APA - Austria Presse Agentur

Sex und Religion bei "Love me Kosher" im Jüdischen Museum

Eine alte Weltreligion, in der Männer ihre Frauen befriedigen müssen? Gibt es, so Danielle Spera, Direktorin des Jüdischen Museum Wien, bei der Präsentation der morgen startenden Ausstellung "Love me Kosher. Liebe und Sexualität im Judentum" am Dienstag. Kunst von u.a. Friedensreich Hundertwasser und Arik Brauer, Interviews mit Rabbinern und einem Heiratsvermittler sowie ein kosherer Sex-Shop sind Teil der umfangreichen Schau, die neue Einblicke in jüdische Betten liefert.

In welche Richtung es geht, zeigt der Ausgangspunkt der Ausstellung: Der "paradiesische Zustand nach der Erschaffung der Welt" wird durch kaleidoskopartig präsentierte Ansichten aus André Hellers Anima Garten in Marrakesch verdeutlicht. "Sexualität soll Freude machen", sagte Spera, die die Schau gemeinsam mit Daniela Pscheiden und Julia Windegger kuratierte, über die Vorgaben des Judentums. Ein Leben in Enthaltsamkeit, wie man es etwa aus dem Christentum kennt, sei nicht erwünscht, der Mann müsse seine Frau "erfüllen". Die Verbindung zwischen Mann und Frau stelle eine Vereinigung von Weisheit und Verstand dar, heißt es im Pressetext.

Eine, die vor dem Thema Sexualität alles andere als zurückscheut, ist Ruth Westheimer, bekannt als "Dr. Ruth". Die Holocaust-Überlebende und Sexualtherapeutin wurde in Radiosendungen und Talk-Shows einer großen Öffentlichkeit bekannt und diente Spera als Inspiration für "Love me Kosher". Im Museum ist nun etwa das Brettspiel "Dr. Ruth's Game of Good Sex" zu sehen. Minuspunkte gibt es da für das Erwähnen eines alten Partners, Pluspunkte für das Tragen eines durchsichtigen Nachthemdes. Produkte aus einem kosheren Sex Shop - Vibratoren und Penis-Ringe scheinen in Tel Aviv und Jerusalem, wo dieser auch tatsächlich existiert, beliebt - sind hinter Schlüsselloch-Fenstern zu sehen.
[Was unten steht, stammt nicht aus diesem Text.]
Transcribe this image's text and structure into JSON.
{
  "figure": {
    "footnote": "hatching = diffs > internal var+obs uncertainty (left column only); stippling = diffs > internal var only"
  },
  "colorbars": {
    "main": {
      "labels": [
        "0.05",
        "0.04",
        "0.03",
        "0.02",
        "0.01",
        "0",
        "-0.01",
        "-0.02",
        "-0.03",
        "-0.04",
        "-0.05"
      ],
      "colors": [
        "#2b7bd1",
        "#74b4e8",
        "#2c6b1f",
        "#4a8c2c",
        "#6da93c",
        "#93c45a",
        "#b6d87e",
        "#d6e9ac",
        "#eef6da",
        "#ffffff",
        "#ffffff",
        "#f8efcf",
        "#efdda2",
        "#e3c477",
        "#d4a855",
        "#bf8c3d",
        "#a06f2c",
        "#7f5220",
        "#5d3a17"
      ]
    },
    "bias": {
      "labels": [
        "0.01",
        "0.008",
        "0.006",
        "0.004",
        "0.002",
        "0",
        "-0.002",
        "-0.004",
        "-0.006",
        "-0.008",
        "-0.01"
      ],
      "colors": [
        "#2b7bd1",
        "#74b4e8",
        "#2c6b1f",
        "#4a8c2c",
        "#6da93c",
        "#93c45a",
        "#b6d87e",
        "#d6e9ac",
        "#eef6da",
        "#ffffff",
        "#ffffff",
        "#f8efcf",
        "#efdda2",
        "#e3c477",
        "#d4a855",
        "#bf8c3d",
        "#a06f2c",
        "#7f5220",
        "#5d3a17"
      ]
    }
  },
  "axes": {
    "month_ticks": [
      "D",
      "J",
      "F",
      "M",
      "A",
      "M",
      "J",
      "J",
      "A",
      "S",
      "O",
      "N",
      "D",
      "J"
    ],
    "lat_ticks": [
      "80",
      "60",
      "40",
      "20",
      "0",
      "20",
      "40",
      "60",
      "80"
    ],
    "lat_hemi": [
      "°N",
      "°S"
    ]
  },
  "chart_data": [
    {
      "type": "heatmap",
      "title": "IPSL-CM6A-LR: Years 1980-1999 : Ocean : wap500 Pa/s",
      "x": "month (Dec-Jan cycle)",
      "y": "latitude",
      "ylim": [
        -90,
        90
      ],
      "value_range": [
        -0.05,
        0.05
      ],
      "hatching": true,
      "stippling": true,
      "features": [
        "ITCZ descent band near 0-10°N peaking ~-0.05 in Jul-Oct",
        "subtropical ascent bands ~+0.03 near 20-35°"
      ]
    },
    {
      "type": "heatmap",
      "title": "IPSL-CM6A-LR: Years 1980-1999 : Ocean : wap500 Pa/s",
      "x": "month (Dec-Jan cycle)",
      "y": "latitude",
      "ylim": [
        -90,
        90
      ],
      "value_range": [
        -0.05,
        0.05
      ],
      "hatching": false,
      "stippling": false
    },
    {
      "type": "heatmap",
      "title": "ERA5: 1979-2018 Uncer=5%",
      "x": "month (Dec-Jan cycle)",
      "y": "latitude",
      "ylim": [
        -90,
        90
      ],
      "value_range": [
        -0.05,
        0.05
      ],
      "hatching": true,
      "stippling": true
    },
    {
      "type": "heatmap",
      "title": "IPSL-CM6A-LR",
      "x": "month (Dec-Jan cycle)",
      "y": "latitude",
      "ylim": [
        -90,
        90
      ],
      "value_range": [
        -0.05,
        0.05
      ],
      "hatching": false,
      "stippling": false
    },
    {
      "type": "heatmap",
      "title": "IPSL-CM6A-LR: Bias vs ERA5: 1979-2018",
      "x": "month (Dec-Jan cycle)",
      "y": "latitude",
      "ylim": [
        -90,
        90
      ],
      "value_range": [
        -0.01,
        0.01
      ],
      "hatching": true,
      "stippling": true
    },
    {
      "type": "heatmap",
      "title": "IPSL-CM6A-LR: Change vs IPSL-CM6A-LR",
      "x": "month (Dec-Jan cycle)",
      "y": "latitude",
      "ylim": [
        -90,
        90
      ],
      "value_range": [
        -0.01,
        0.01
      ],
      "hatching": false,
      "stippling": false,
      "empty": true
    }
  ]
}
Eine Ausstellung über Sexualität im Judentum kann nicht ohne historische Hintergründe auskommen. Schon vor der Zeit des Nationalsozialismus schränkten Erlässe Hochzeiten innerhalb der jüdischen Gemeinde ein. Während der Zeit des Holocausts waren Jüdinnen mit sexueller Gewalt konfrontiert, obwohl dies eigentlich als "Rassenschande" galt. Sex im Austausch für Sicherheit oder Lebensmittel stellte eine Überlebensstrategie dar. Bis heute gibt es in der jüdischen Gemeinde Heiratsvermittler. In einem Interview erzählt Golan Yonatan von Vermittlungsversuchen und davon, wie potenzielle Partner ihre Vorlieben in Google-Listen eintragen.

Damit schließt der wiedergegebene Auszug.